For stop-loss placement, I'm of the mindset that I give it room to breathe. If everybody puts the stops in the same place, the market maker will see a 100,000 stops and gun for it and take everyone out. I try to work out where I think the stop out level is and ask myself if everyone else think the same way. Then I will give it a bit extra breathing room and trade lower volume on my trade because of the wider stop level. I haven't been trading with hard stop-losses for very long; I was trading with the hedging method for about two years and it's only recently I've decided to move away from that.
[DF] Any parting words?
[AI] One of the advantages of trading the lower timeframes is that you really learn how to read the charts and the signals. Before I joined the trade room, I was mainly trading the daily charts because that's what everyone says to do.
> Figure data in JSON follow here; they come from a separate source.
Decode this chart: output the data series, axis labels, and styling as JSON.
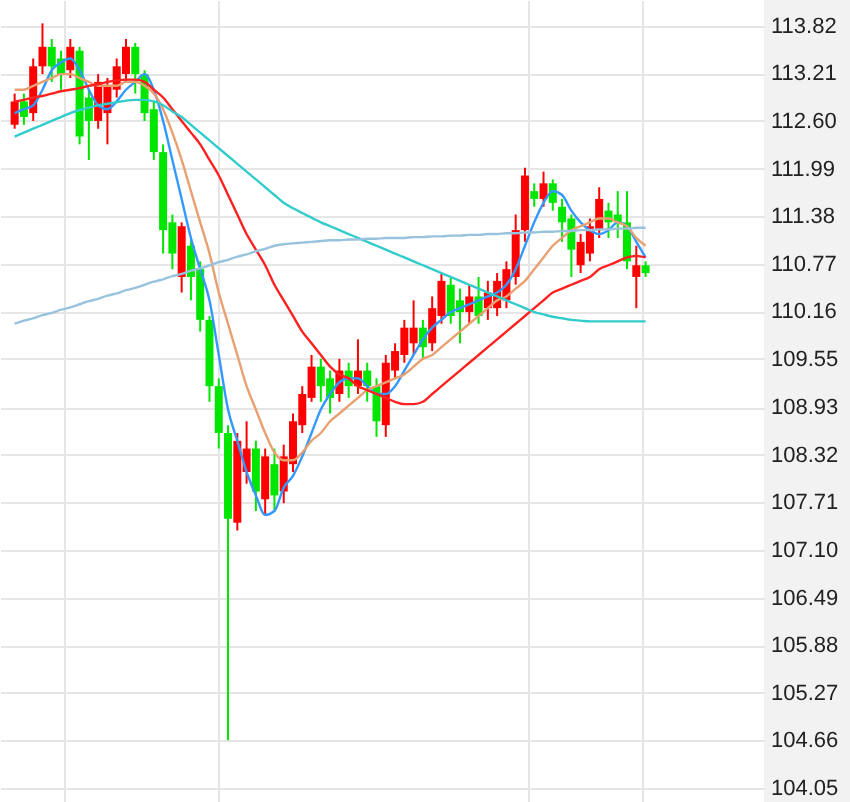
{
  "chart_data": {
    "type": "candlestick",
    "categories": [
      null,
      null,
      null,
      null,
      null,
      null,
      null,
      null,
      null,
      null,
      null,
      null,
      null,
      null,
      null,
      null,
      null,
      null,
      null,
      null,
      null,
      null,
      null,
      null,
      null,
      null,
      null,
      null,
      null,
      null,
      null,
      null,
      null,
      null,
      null,
      null,
      null,
      null,
      null,
      null,
      null,
      null,
      null,
      null,
      null,
      null,
      null,
      null,
      null,
      null,
      null,
      null,
      null,
      null,
      null,
      null,
      null,
      null,
      null,
      null,
      null,
      null,
      null,
      null,
      null,
      null,
      null,
      null,
      null
    ],
    "ohlc": [
      [
        112.55,
        112.95,
        112.5,
        112.85
      ],
      [
        112.85,
        112.95,
        112.55,
        112.65
      ],
      [
        112.7,
        113.4,
        112.6,
        113.3
      ],
      [
        113.3,
        113.85,
        113.2,
        113.55
      ],
      [
        113.55,
        113.65,
        113.1,
        113.3
      ],
      [
        113.4,
        113.5,
        113.0,
        113.2
      ],
      [
        113.25,
        113.65,
        113.15,
        113.55
      ],
      [
        113.5,
        113.55,
        112.3,
        112.4
      ],
      [
        112.9,
        113.0,
        112.1,
        112.6
      ],
      [
        112.6,
        113.2,
        112.5,
        113.1
      ],
      [
        112.7,
        113.15,
        112.3,
        113.05
      ],
      [
        113.0,
        113.4,
        112.9,
        113.3
      ],
      [
        113.2,
        113.65,
        113.1,
        113.55
      ],
      [
        113.55,
        113.6,
        112.95,
        113.2
      ],
      [
        113.2,
        113.25,
        112.6,
        112.7
      ],
      [
        112.75,
        112.85,
        112.1,
        112.2
      ],
      [
        112.2,
        112.3,
        110.9,
        111.2
      ],
      [
        111.3,
        111.4,
        110.7,
        110.9
      ],
      [
        110.6,
        111.3,
        110.4,
        111.25
      ],
      [
        111.0,
        111.1,
        110.3,
        110.6
      ],
      [
        110.7,
        110.8,
        109.9,
        110.05
      ],
      [
        110.05,
        110.1,
        109.0,
        109.2
      ],
      [
        109.2,
        109.3,
        108.4,
        108.6
      ],
      [
        108.6,
        108.7,
        104.66,
        107.5
      ],
      [
        107.45,
        108.6,
        107.35,
        108.5
      ],
      [
        108.1,
        108.75,
        107.95,
        108.4
      ],
      [
        108.4,
        108.5,
        107.6,
        107.85
      ],
      [
        107.75,
        108.4,
        107.55,
        108.3
      ],
      [
        108.2,
        108.4,
        107.6,
        107.8
      ],
      [
        107.85,
        108.45,
        107.7,
        108.3
      ],
      [
        108.2,
        108.85,
        108.1,
        108.75
      ],
      [
        108.7,
        109.2,
        108.6,
        109.1
      ],
      [
        109.05,
        109.6,
        109.0,
        109.45
      ],
      [
        109.45,
        109.55,
        109.0,
        109.2
      ],
      [
        109.3,
        109.4,
        108.85,
        109.05
      ],
      [
        109.1,
        109.55,
        109.0,
        109.4
      ],
      [
        109.4,
        109.5,
        109.05,
        109.2
      ],
      [
        109.2,
        109.8,
        109.1,
        109.4
      ],
      [
        109.4,
        109.5,
        109.0,
        109.2
      ],
      [
        109.2,
        109.3,
        108.55,
        108.75
      ],
      [
        108.7,
        109.6,
        108.55,
        109.5
      ],
      [
        109.4,
        109.75,
        109.3,
        109.65
      ],
      [
        109.6,
        110.05,
        109.5,
        109.95
      ],
      [
        109.75,
        110.3,
        109.6,
        109.95
      ],
      [
        109.95,
        110.05,
        109.55,
        109.7
      ],
      [
        109.75,
        110.35,
        109.65,
        110.2
      ],
      [
        110.1,
        110.65,
        110.0,
        110.55
      ],
      [
        110.5,
        110.6,
        110.0,
        110.1
      ],
      [
        110.3,
        110.45,
        109.75,
        110.15
      ],
      [
        110.15,
        110.5,
        110.0,
        110.35
      ],
      [
        110.35,
        110.6,
        110.0,
        110.1
      ],
      [
        110.2,
        110.55,
        110.05,
        110.4
      ],
      [
        110.2,
        110.65,
        110.1,
        110.55
      ],
      [
        110.3,
        110.8,
        110.2,
        110.7
      ],
      [
        110.6,
        111.4,
        110.5,
        111.2
      ],
      [
        111.2,
        112.0,
        111.05,
        111.9
      ],
      [
        111.7,
        111.8,
        111.5,
        111.6
      ],
      [
        111.6,
        111.95,
        111.5,
        111.8
      ],
      [
        111.8,
        111.85,
        111.45,
        111.55
      ],
      [
        111.5,
        111.6,
        111.05,
        111.3
      ],
      [
        111.35,
        111.4,
        110.6,
        110.95
      ],
      [
        110.75,
        111.15,
        110.65,
        111.05
      ],
      [
        110.9,
        111.35,
        110.8,
        111.25
      ],
      [
        111.2,
        111.75,
        111.1,
        111.6
      ],
      [
        111.45,
        111.55,
        111.1,
        111.3
      ],
      [
        111.4,
        111.7,
        111.1,
        111.3
      ],
      [
        111.3,
        111.7,
        110.7,
        110.8
      ],
      [
        110.6,
        111.0,
        110.2,
        110.75
      ],
      [
        110.75,
        110.8,
        110.6,
        110.65
      ]
    ],
    "colors": [
      "#ff0000",
      "#00e600",
      "#ff0000",
      "#ff0000",
      "#00e600",
      "#00e600",
      "#ff0000",
      "#00e600",
      "#00e600",
      "#ff0000",
      "#ff0000",
      "#ff0000",
      "#ff0000",
      "#00e600",
      "#00e600",
      "#00e600",
      "#00e600",
      "#00e600",
      "#ff0000",
      "#00e600",
      "#00e600",
      "#00e600",
      "#00e600",
      "#00e600",
      "#ff0000",
      "#ff0000",
      "#00e600",
      "#ff0000",
      "#00e600",
      "#ff0000",
      "#ff0000",
      "#ff0000",
      "#ff0000",
      "#00e600",
      "#00e600",
      "#ff0000",
      "#00e600",
      "#ff0000",
      "#00e600",
      "#00e600",
      "#ff0000",
      "#ff0000",
      "#ff0000",
      "#ff0000",
      "#00e600",
      "#ff0000",
      "#ff0000",
      "#00e600",
      "#00e600",
      "#ff0000",
      "#00e600",
      "#ff0000",
      "#ff0000",
      "#ff0000",
      "#ff0000",
      "#ff0000",
      "#00e600",
      "#ff0000",
      "#00e600",
      "#00e600",
      "#00e600",
      "#ff0000",
      "#ff0000",
      "#ff0000",
      "#00e600",
      "#00e600",
      "#00e600",
      "#ff0000",
      "#00e600"
    ],
    "series": [
      {
        "type": "line",
        "color": "#3399ff",
        "values": [
          112.7,
          112.75,
          112.8,
          113.0,
          113.25,
          113.35,
          113.4,
          113.25,
          113.0,
          112.8,
          112.75,
          112.85,
          113.0,
          113.1,
          113.2,
          113.0,
          112.6,
          112.1,
          111.6,
          111.1,
          110.7,
          110.3,
          109.6,
          108.9,
          108.5,
          108.1,
          107.8,
          107.55,
          107.6,
          107.9,
          108.05,
          108.3,
          108.6,
          108.9,
          109.1,
          109.25,
          109.3,
          109.3,
          109.2,
          109.1,
          109.1,
          109.2,
          109.4,
          109.6,
          109.8,
          109.95,
          110.05,
          110.15,
          110.2,
          110.25,
          110.3,
          110.35,
          110.4,
          110.5,
          110.7,
          111.0,
          111.3,
          111.55,
          111.7,
          111.65,
          111.45,
          111.3,
          111.2,
          111.15,
          111.2,
          111.3,
          111.25,
          111.05,
          110.85
        ]
      },
      {
        "type": "line",
        "color": "#e8a070",
        "values": [
          113.0,
          113.0,
          113.05,
          113.1,
          113.15,
          113.2,
          113.2,
          113.15,
          113.1,
          113.05,
          113.05,
          113.05,
          113.1,
          113.1,
          113.05,
          112.95,
          112.75,
          112.45,
          112.1,
          111.7,
          111.3,
          110.9,
          110.4,
          110.0,
          109.6,
          109.2,
          108.9,
          108.6,
          108.35,
          108.25,
          108.25,
          108.35,
          108.5,
          108.6,
          108.75,
          108.85,
          108.95,
          109.05,
          109.15,
          109.2,
          109.25,
          109.3,
          109.35,
          109.45,
          109.55,
          109.6,
          109.7,
          109.8,
          109.9,
          110.0,
          110.1,
          110.2,
          110.3,
          110.35,
          110.45,
          110.55,
          110.7,
          110.85,
          111.0,
          111.1,
          111.2,
          111.25,
          111.3,
          111.35,
          111.35,
          111.3,
          111.25,
          111.1,
          111.0
        ]
      },
      {
        "type": "line",
        "color": "#ff2020",
        "values": [
          112.85,
          112.87,
          112.9,
          112.92,
          112.95,
          112.98,
          113.0,
          113.02,
          113.05,
          113.07,
          113.1,
          113.12,
          113.13,
          113.13,
          113.1,
          113.0,
          112.9,
          112.75,
          112.6,
          112.45,
          112.3,
          112.1,
          111.9,
          111.65,
          111.4,
          111.15,
          110.95,
          110.75,
          110.5,
          110.3,
          110.1,
          109.9,
          109.75,
          109.6,
          109.45,
          109.35,
          109.3,
          109.2,
          109.15,
          109.1,
          109.05,
          109.0,
          108.97,
          108.97,
          109.0,
          109.1,
          109.2,
          109.3,
          109.4,
          109.5,
          109.6,
          109.7,
          109.8,
          109.9,
          110.0,
          110.1,
          110.2,
          110.3,
          110.4,
          110.45,
          110.5,
          110.55,
          110.6,
          110.7,
          110.75,
          110.8,
          110.85,
          110.87,
          110.85
        ]
      },
      {
        "type": "line",
        "color": "#33cccc",
        "values": [
          112.4,
          112.45,
          112.5,
          112.55,
          112.6,
          112.65,
          112.7,
          112.74,
          112.77,
          112.8,
          112.82,
          112.84,
          112.86,
          112.87,
          112.87,
          112.85,
          112.8,
          112.72,
          112.65,
          112.55,
          112.45,
          112.35,
          112.25,
          112.15,
          112.05,
          111.95,
          111.85,
          111.75,
          111.65,
          111.55,
          111.48,
          111.42,
          111.36,
          111.3,
          111.25,
          111.2,
          111.15,
          111.1,
          111.05,
          111.0,
          110.95,
          110.9,
          110.85,
          110.8,
          110.75,
          110.7,
          110.65,
          110.6,
          110.55,
          110.5,
          110.45,
          110.4,
          110.35,
          110.3,
          110.25,
          110.2,
          110.15,
          110.12,
          110.09,
          110.07,
          110.05,
          110.04,
          110.03,
          110.03,
          110.03,
          110.03,
          110.03,
          110.03,
          110.03
        ]
      },
      {
        "type": "line",
        "color": "#99c2dd",
        "values": [
          110.0,
          110.04,
          110.07,
          110.11,
          110.14,
          110.18,
          110.21,
          110.25,
          110.29,
          110.32,
          110.36,
          110.39,
          110.43,
          110.46,
          110.5,
          110.54,
          110.57,
          110.61,
          110.64,
          110.68,
          110.71,
          110.75,
          110.79,
          110.82,
          110.86,
          110.89,
          110.93,
          110.96,
          111.0,
          111.02,
          111.03,
          111.04,
          111.05,
          111.06,
          111.07,
          111.07,
          111.08,
          111.08,
          111.09,
          111.09,
          111.1,
          111.1,
          111.1,
          111.11,
          111.11,
          111.12,
          111.12,
          111.13,
          111.13,
          111.14,
          111.14,
          111.15,
          111.15,
          111.16,
          111.16,
          111.17,
          111.17,
          111.18,
          111.18,
          111.19,
          111.19,
          111.2,
          111.2,
          111.21,
          111.21,
          111.22,
          111.22,
          111.23,
          111.23
        ]
      }
    ],
    "ylim": [
      103.87,
      114.15
    ],
    "yticks": [
      113.82,
      113.21,
      {
        "value": 112.6,
        "label": "112.60"
      },
      111.99,
      111.38,
      110.77,
      110.16,
      109.55,
      108.93,
      108.32,
      107.71,
      {
        "value": 107.1,
        "label": "107.10"
      },
      106.49,
      105.88,
      105.27,
      104.66,
      104.05
    ],
    "grid": true,
    "tick_labels": "y"
  }
}
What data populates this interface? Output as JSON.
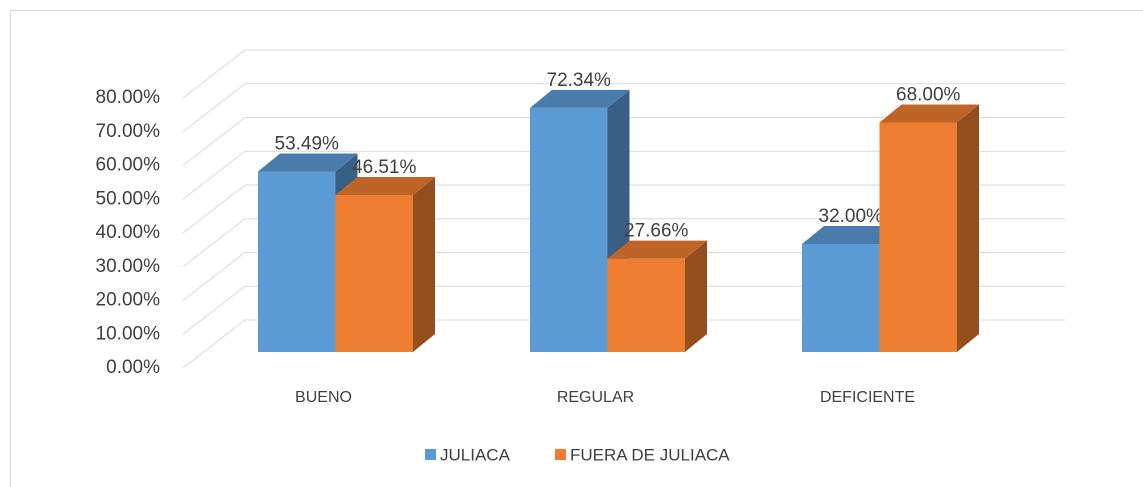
{
  "chart_data": {
    "type": "bar3d",
    "categories": [
      "BUENO",
      "REGULAR",
      "DEFICIENTE"
    ],
    "series": [
      {
        "name": "JULIACA",
        "color": "#5b9bd5",
        "values": [
          53.49,
          72.34,
          32.0
        ],
        "value_labels": [
          "53.49%",
          "72.34%",
          "32.00%"
        ]
      },
      {
        "name": "FUERA DE JULIACA",
        "color": "#ed7d31",
        "values": [
          46.51,
          27.66,
          68.0
        ],
        "value_labels": [
          "46.51%",
          "27.66%",
          "68.00%"
        ]
      }
    ],
    "ylim": [
      0,
      80
    ],
    "yticks": [
      {
        "value": 0,
        "label": "0.00%"
      },
      {
        "value": 10,
        "label": "10.00%"
      },
      {
        "value": 20,
        "label": "20.00%"
      },
      {
        "value": 30,
        "label": "30.00%"
      },
      {
        "value": 40,
        "label": "40.00%"
      },
      {
        "value": 50,
        "label": "50.00%"
      },
      {
        "value": 60,
        "label": "60.00%"
      },
      {
        "value": 70,
        "label": "70.00%"
      },
      {
        "value": 80,
        "label": "80.00%"
      }
    ],
    "grid": true,
    "legend": "bottom"
  }
}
But with trading the daily timeframe it takes so long to see what happens. When you're trading 5-minute, 15-minute charts, you can make lots of trades in a single day. You can watch the charts and the patterns and see what actually happens in real-time. With the smaller timeframes, in a couple of months you can get many years' worth of experience compared to trading the larger timeframes.
And lastly, a lot of people treat trading like a get quick rich scheme. It's not. It takes a lot of work to mainly get your emotions under control. The trading signals aren't that complicated. Actually following it, that's where you have to learn the discipline and the right mindset.